Reading’s educators regularly dip into their own wallets to buy classroom supplies and instructional materials—some have spent as much as $1,000 per year. The speech pathologists have purchased materials to screen students for services, and the elementary music teacher injured himself building risers—with material he paid for—so that his students could give a proper performance at the end of the year.
Yet most Reading teachers wouldn’t even think of leaving for a job in a well-funded school just a mile away. “I’ve worked in a suburban setting and a rural setting prior to this,” says Reading fourth-grade teacher Rebecca Titus, “and they were both great districts. But there’s a different kind of joy teaching here because when one of these guys gets it, you know how hard they’ve worked to make it to that point.”

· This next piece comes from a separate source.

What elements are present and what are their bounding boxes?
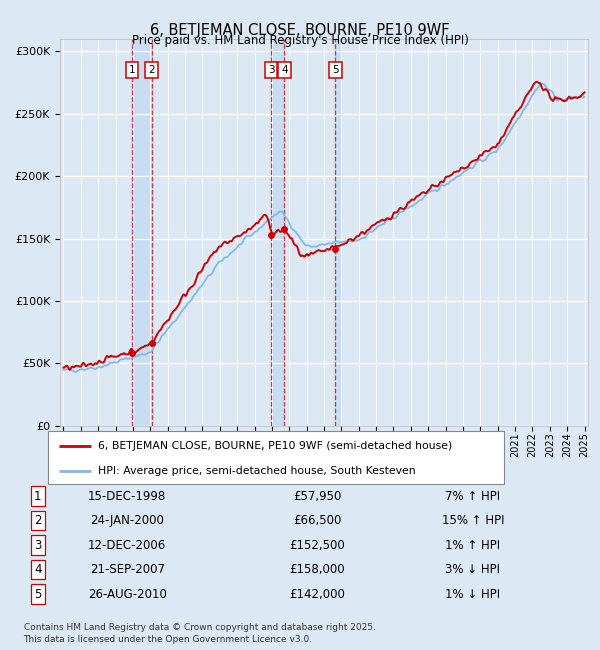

We All Want Fair Funding. Right?
Baker is routinely frustrated by the pundits and policymakers who claim that America “pours money into failing schools.” We aren’t, and we haven’t.
“The data show that we’ve never provided sustained, adequate, and equitable funding in any of our disadvantaged communities,” says Baker. Instead of perpetuating the “public schools as money pit” myth, politicians should tout school finance reform as a way to bolster a state’s economy.
The economic impact of festering achievement gaps is well established. One study shows that if Pennsylvania had closed the gaps that exist along racial and socioeconomic lines in 2003, the state economy could have grown up to 7 percent more last year, netting $44 billion.
To make real progress on equitable funding, everyone who influences school finance must agree that the goal is a progressive formula that will change the equation for high needs districts—from the governor to the state department of education and as many state legislators as possible. And that includes union leaders, too.
The Pennsylvania State Education Association (PSEA) has called for policymakers to reduce the school finance system’s reliance on local property taxes, restore education funding to appropriate levels, and focus on districts with high levels of poverty.
PSEA members also led the outcry against Gov. Corbett’s reckless cuts, elevating education funding as a key issue of the 2014 gubernatorial election. Tom Wolf won handily with equity in education funding a key part of his platform. At press time, Gov. Wolf had just vetoed the budget, which made no meaningful changes to revenues or school funding. It remains to be seen whether he will get much further than former Gov. Rendell on school funding equity in a political climate that is markedly worse.
Why it’s so hard for elected leaders to make progress on equitable school funding confounds local president Mitch Hettinger.
“It’s unfortunate, because these kids are just pawns in all this nonsense.”